When it comes to collaboration, you need two or more to tango. You can't collaborate all by your lonesome. Well, you could, but then you'd be Edward Norton in "Fight Club" conspiring with Tyler Durden. But to get the most out of a collaboration you have to do design work upfront. And that can be a lonely effort, even in an open-office environment that encourages collaboration.
Let's define design collaboration first. It's Design Thinking in action. When you have a creative team with fantastic ideas, sometimes things can get a bit fuzzy. After doing work, you need a second opinion because you're too close to your ideas. Collaboration allows you to get feedback on those ideas. You might find new sparks in that collaboration, or you might find that your ideas aren't quite cooked. It's easier to collaborate when you don't have a physical barrier between you and another designer.
Check out any startup and you'll find an open floor plan. A German team conceived of an office not shackled with walls and room in the 1950s. (An aside: Frank Lloyd Wright considered an enclosed office to be fascist.) Offices without walls have been around for quite some time as newsrooms everywhere before they were all the rage in Silicon Valley. Steelcase, the office furniture company that once bought design firm IDEO, is a big proponent of an open office. Why the appeal? Because an open-floor plan removes the barriers, literally, and encourages collaboration. Which is why our office at ZURB HQ is open.
The Cost of an Open Office?
The startup world assumes that open floors are great for ideas, and they are. Sparks fly quickly around ZURB. But there's also a cost associated with having an open office space. There is a barrage of distractions that could increase your blood-pressure and stress. Not everyone is a fan of them. 37 Signals imposes "library rules" to keep things pretty quiet in their open office.
Jason Fried, 37 Signals co-founder, is big into remote working, saying the office is the worst place to get work done. However, presence is crucial in collaboration. You can't balance collecting feedback and presenting those ideas if you're not in the office. Working remotely, you're siloed. Collaboration can't happen in a vacuum.
Doing Your Homework
Design is collaborative by nature. And working jointly is a handshake with your team, customers and potential customers that you're out for the best answer, not just an answer. And it gets you through the Design Feedback Loop, where you do work, present it, get feedback and iterate on it.
But the vast majority of the time is spent doing work, and that's what designers think is more valuable. Why does it take a long time? Design work takes long periods of time executing by yourself. Because if you're going to seek feedback, you have to be iterative and think through problems on your own first — from hypothesis to sketching to wireframing to layout. And it's hard to collaborate when you're doing work because the tools are often solitary. You have to commit to your ideas with homework before you collaborate. That's where most companies go wrong, wanting to get consensus before committing to any work. It's a one to 10 ratio when it comes to collaboration to doing work alone. The valuable part often is the collaboration, where you can get feedback.

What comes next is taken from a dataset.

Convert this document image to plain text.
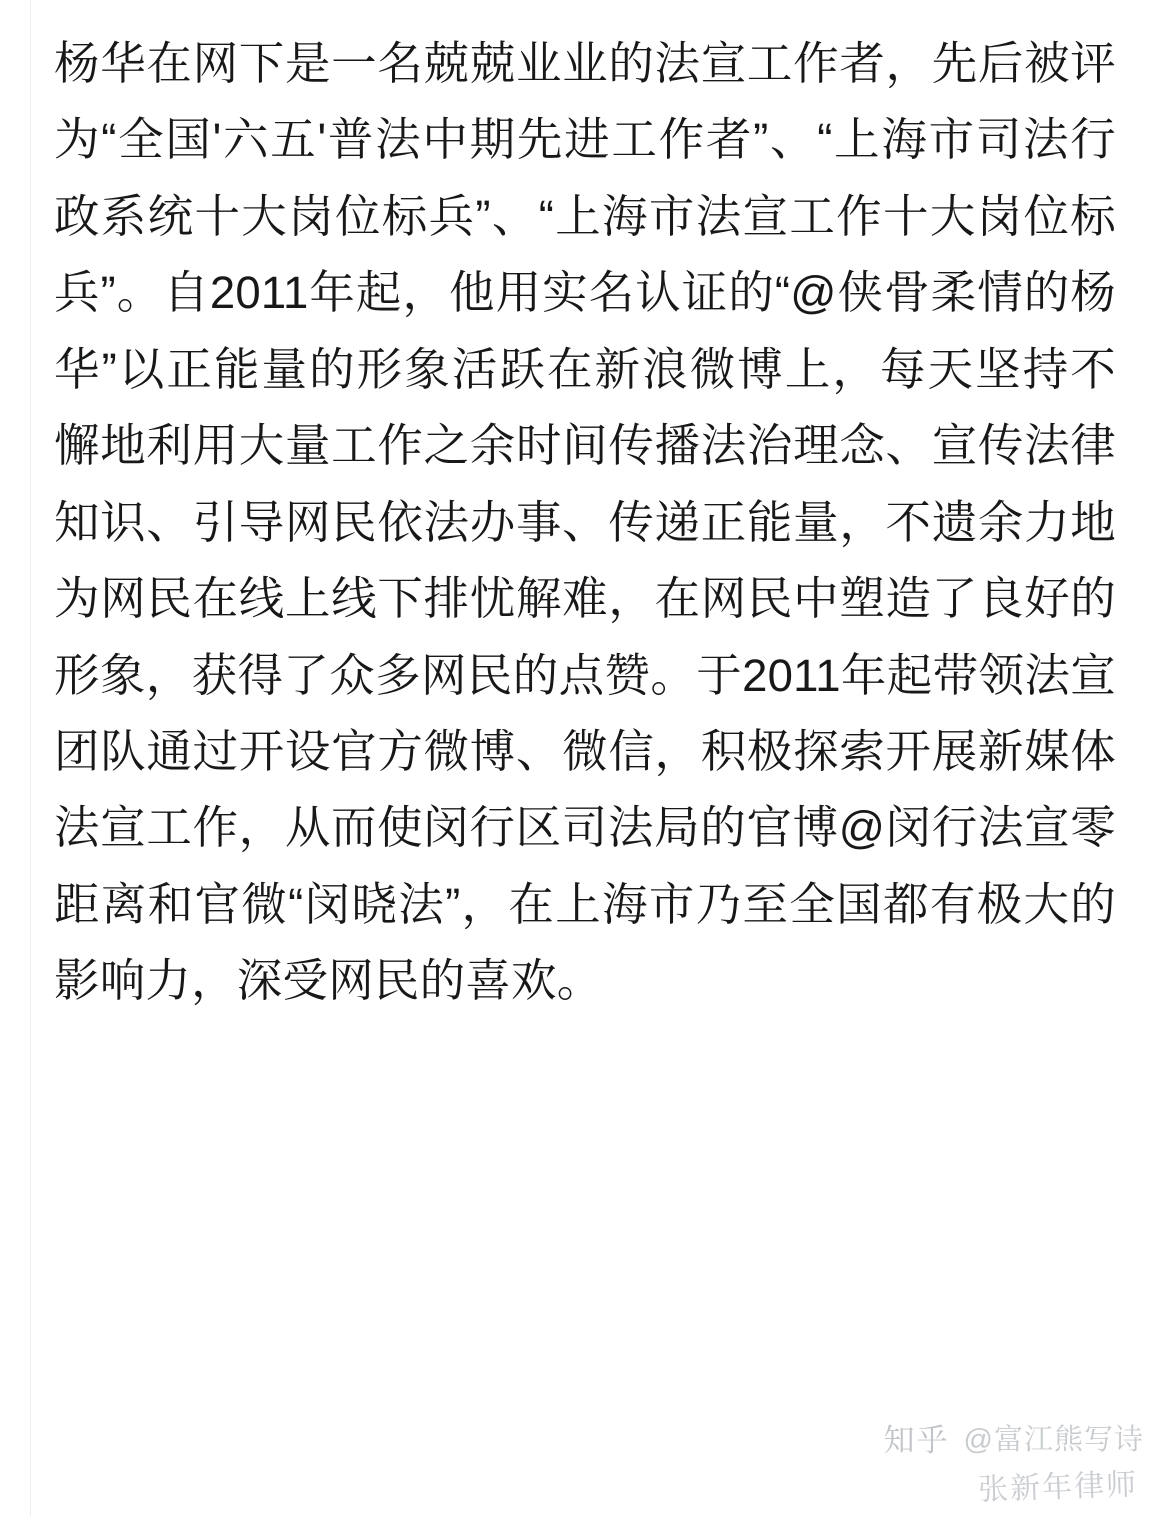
杨华在网下是一名兢兢业业的法宣工作者，先后被评为“全国'六五'普法中期先进工作者”、“上海市司法行政系统十大岗位标兵”、“上海市法宣工作十大岗位标兵”。自2011年起，他用实名认证的“@侠骨柔情的杨华”以正能量的形象活跃在新浪微博上，每天坚持不懈地利用大量工作之余时间传播法治理念、宣传法律知识、引导网民依法办事、传递正能量，不遗余力地为网民在线上线下排忧解难，在网民中塑造了良好的形象，获得了众多网民的点赞。于2011年起带领法宣团队通过开设官方微博、微信，积极探索开展新媒体法宣工作，从而使闵行区司法局的官博@闵行法宣零距离和官微“闵晓法”，在上海市乃至全国都有极大的影响力，深受网民的喜欢。
知乎 @富江熊写诗
张新年律师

Let's look at how many hours one of our designer logged on a recent client project. He worked 148 hours out of the 180 total project hours. That roughly breaks down to 21 hour per week. Out of those 21 hours, two hours were on calls with the client. An even smaller amount of time, another hour or so, was spent getting feedback from the project's lead. Doing rough math, the designer worked 17 hours on his own before collaborating. When there was collaboration, either with the lead and copywriter (me) on the project, the designer was able to get feedback so he could iterate. What was really valuable, however, was spending that time with his other teammates after a client call. The lead was able to help decipher their clients feedback, which gave the designer the confidence to push forward. The smaller amount of time ended up creating greater impact on his work.
But you can't just get feedback without putting in the work. And that sort of collaboration can't happen if you're miles away from the office.